The nature of perception

From David Kelley's classic, The Evidence of the Senses: " ... The normal adult human is not a tabula rasa. We bring to perception an enormous fund of background knowledge, and the act of perceiving is usually guided by the conscious purposes of expanding or applying that knowledge. Consider, for example, the role of attention. At any moment, the way in which one directs his attention affects what is perceived from among all the things that could be perceived, given present stimulation. It is doubtful that an act of attention is necessary for perceiving every object. Stimuli such as sudden chills, loud explosions, or noxious odors intrude themselves upon us quite apart from any conscious choice.

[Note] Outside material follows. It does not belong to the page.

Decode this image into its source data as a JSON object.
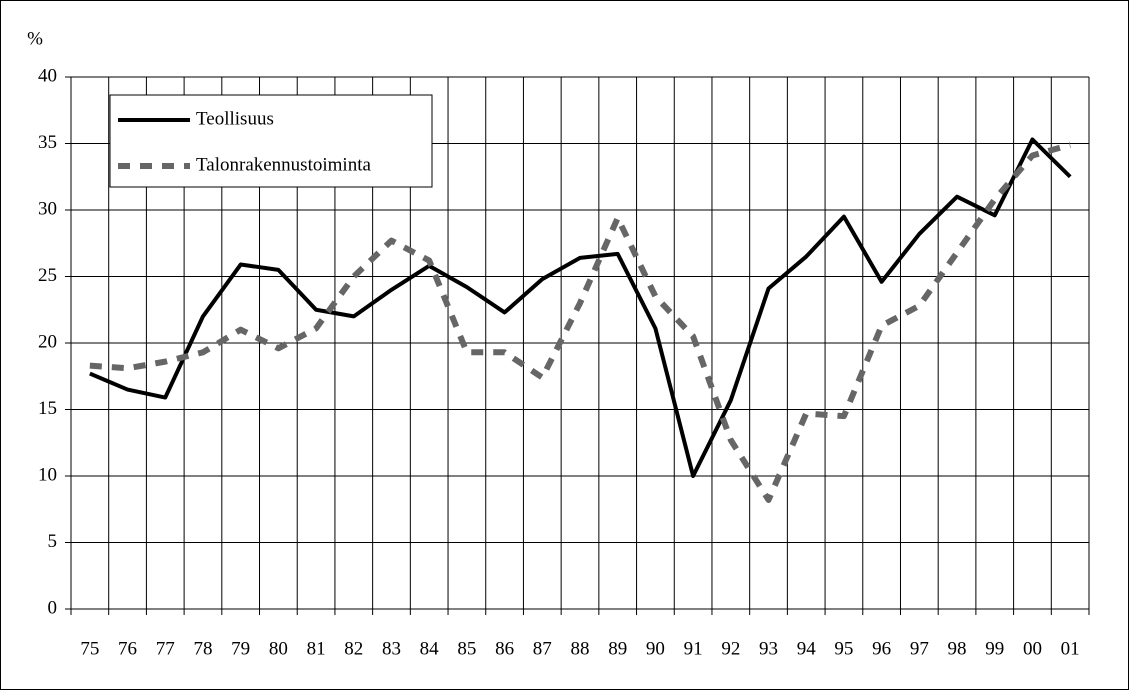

But attention certainly can make the difference between perceiving or not perceiving an object-the classic examples being one's awareness of his clothes or of a low hum in the background. And the degree of attention to an object has a marked effect on the character of one's perceptual awareness of it. Thus there are major differences in the scope, clarity, and specificity of awareness-that is, in how much of the object is perceived-along a continuum of attention from objects at the edge of the visual field, to pocket change fingered absentmindedly, to the road ahead while one is driving, to a pen one has found at last among the litter on the desk, to the face of another person in conversation, to the riveting sound of a scratching at one's door late at night. ..."

The history of what a person attends to affects what it is possible for him to perceive in a given situation. Attention is the major factor in perceptual learning.

As you can see now, after a few posts on David Kelley's book, that the science of perception - and the philosophy of perception - are quite different.